Lane makes this point by starting this story with its prologue, following the Yiddish theatre from its origins in Eastern Europe to the overcrowded, struggling Lower East Side. (The names of two Yiddish comedies made me laugh out loud: The Shmendrick and Two Kuni-Lemls.) It was the Yiddish Theatre and the likes of Jacob Adler and Boris Tomashefsky that would inspire a younger generation who would go on to found the Group Theatre and the Actor’s Studio, Lee Strasberg, Harold Clurman, Elia Kazan, Clifford Odets, etc etc. (Did you know HARRY MORGAN [Dragnet, M*A*S*H] was in the Group Theatre? I’d be grateful for this book if only for that crazy piece of information!) At any rate, even a cursory familiarity with this theatrical movement will tell you that it was composed of idealists, artists and dreamers. The fact that some of them went to Hollywood and made a buck was a by-product of their integrity. Have you seen what most acting in Hollywood movies was like before they came on the scene? Facacta!

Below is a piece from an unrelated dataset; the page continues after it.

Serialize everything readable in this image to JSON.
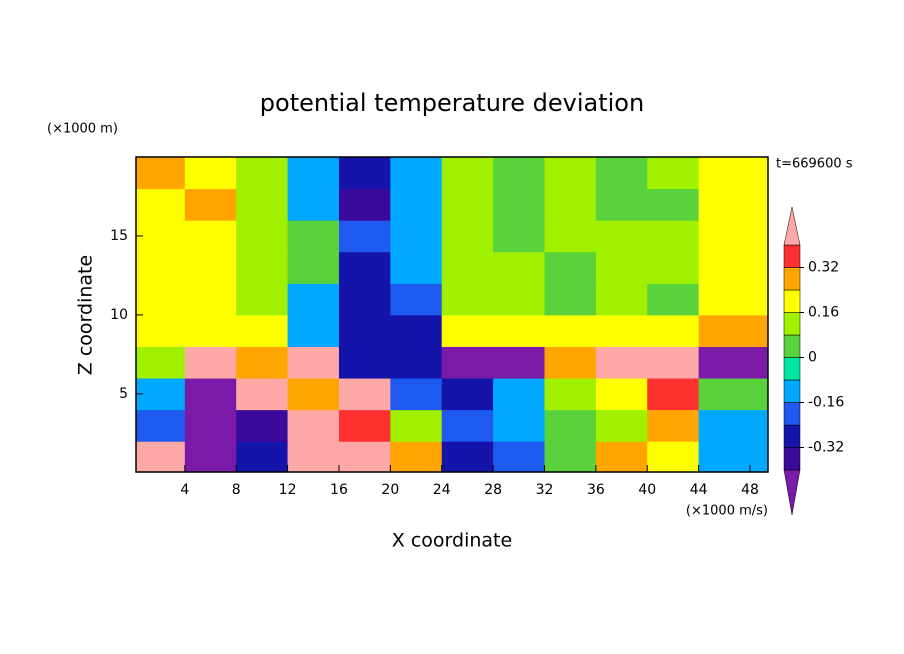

The vaudeville and musical comedy folks, however, were in it for material success, and they achieved it. The number of successful Jewish performers, songwriters, producers, playwrights and directors is legion and needs no recitation here. Lane covers all the biggies, with brief biographical sketches including the high (and low) points in their careers. The book is particularly valuable in its coverage of more recent decades, with information on contemporary professionals (including some interviews). This is material that hasn’t yet found its way into existing books and so has immediate utility. Because Lane is also a major producer (La Cage Aux Folles, Will Rogers Follies, among lots of others) there’s an element of insider autobiography to it. There’s a nice feeling of contuity from past to present that I find especially valuable, a celebration of, to cop a sentiment from Fiddler, “Tradition”.

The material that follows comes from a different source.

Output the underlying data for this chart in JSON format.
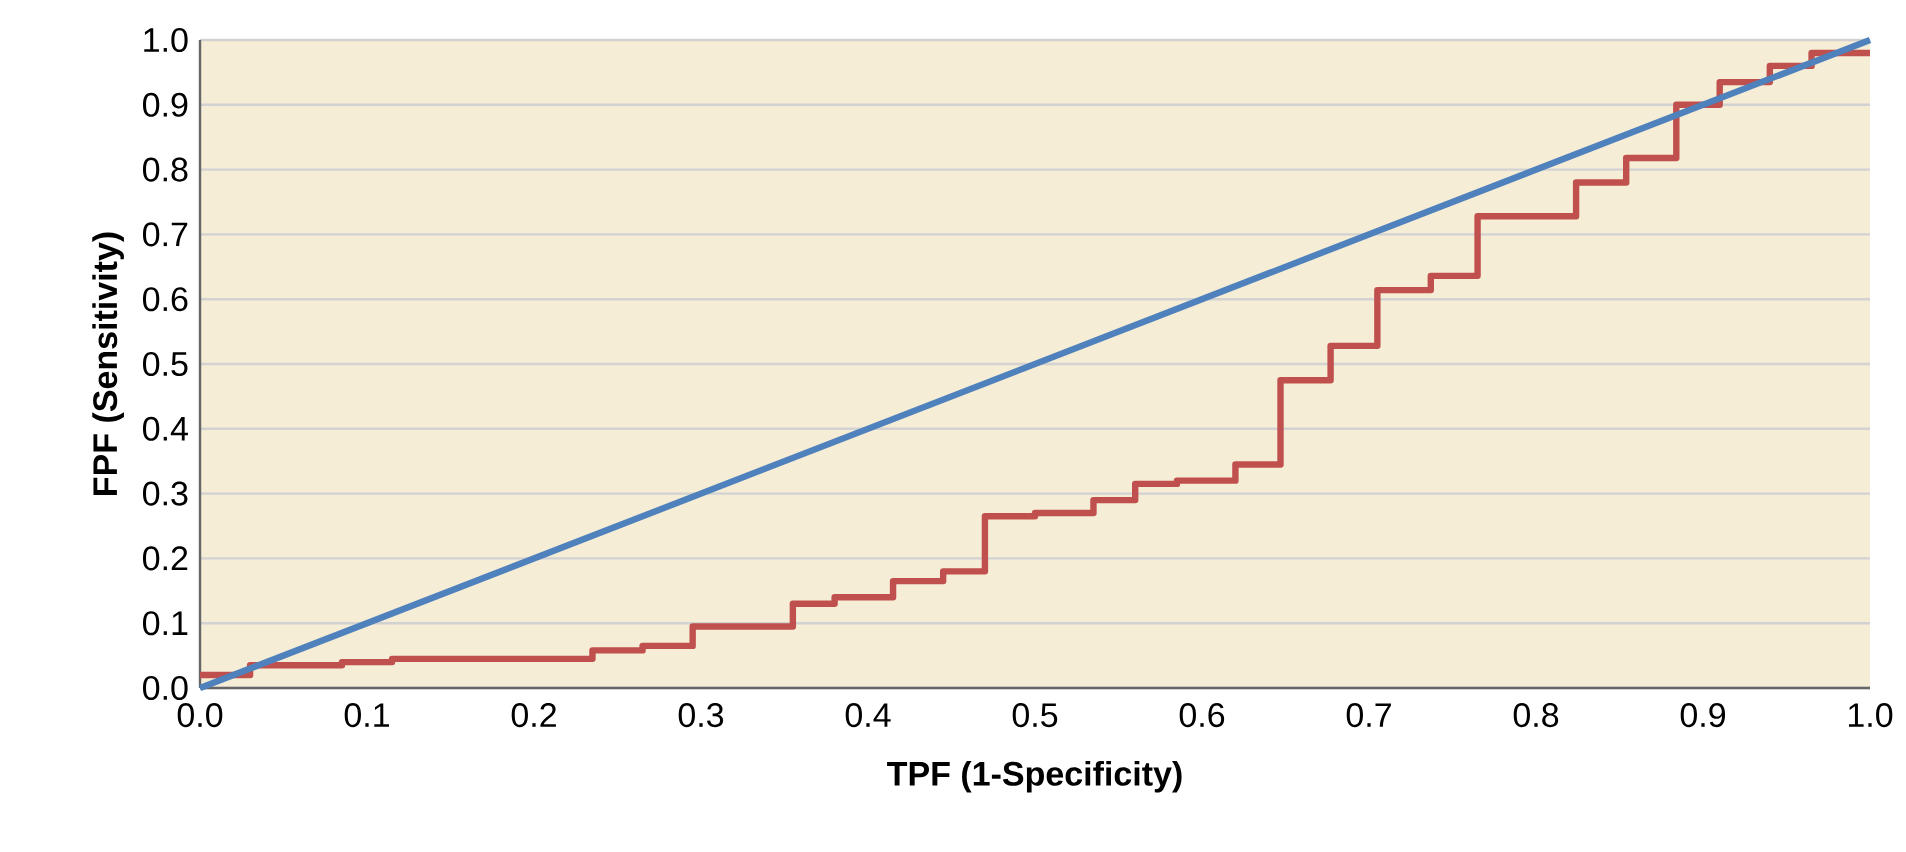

And there are some interesting side trips. Anti-communism and the blacklist in the 1950s, which Lane speculates might have had partial motives of anti-semitism. The important influence of the entertainers who performed in Catskills resorts on Broadway’s musical theatre. And serious playwrights from Odets to Arthur Miller to Mamet and Tony Kushner. And finally, in recent years, that inarguable measure of success in such shows as The Producers; Jewtopia; and My Mother’s Italian, My Father’s Jewish and I’m in Therapy — irreverence. You know you’ve truly made it when you can afford to poke fun at yourself. But as Tovah Feldshuh points out in one of the book’s insightful interviews, self-deprecation has always been the source of the Jewish people’s humor. Thus, a big part, ironically, of their success in the theatre.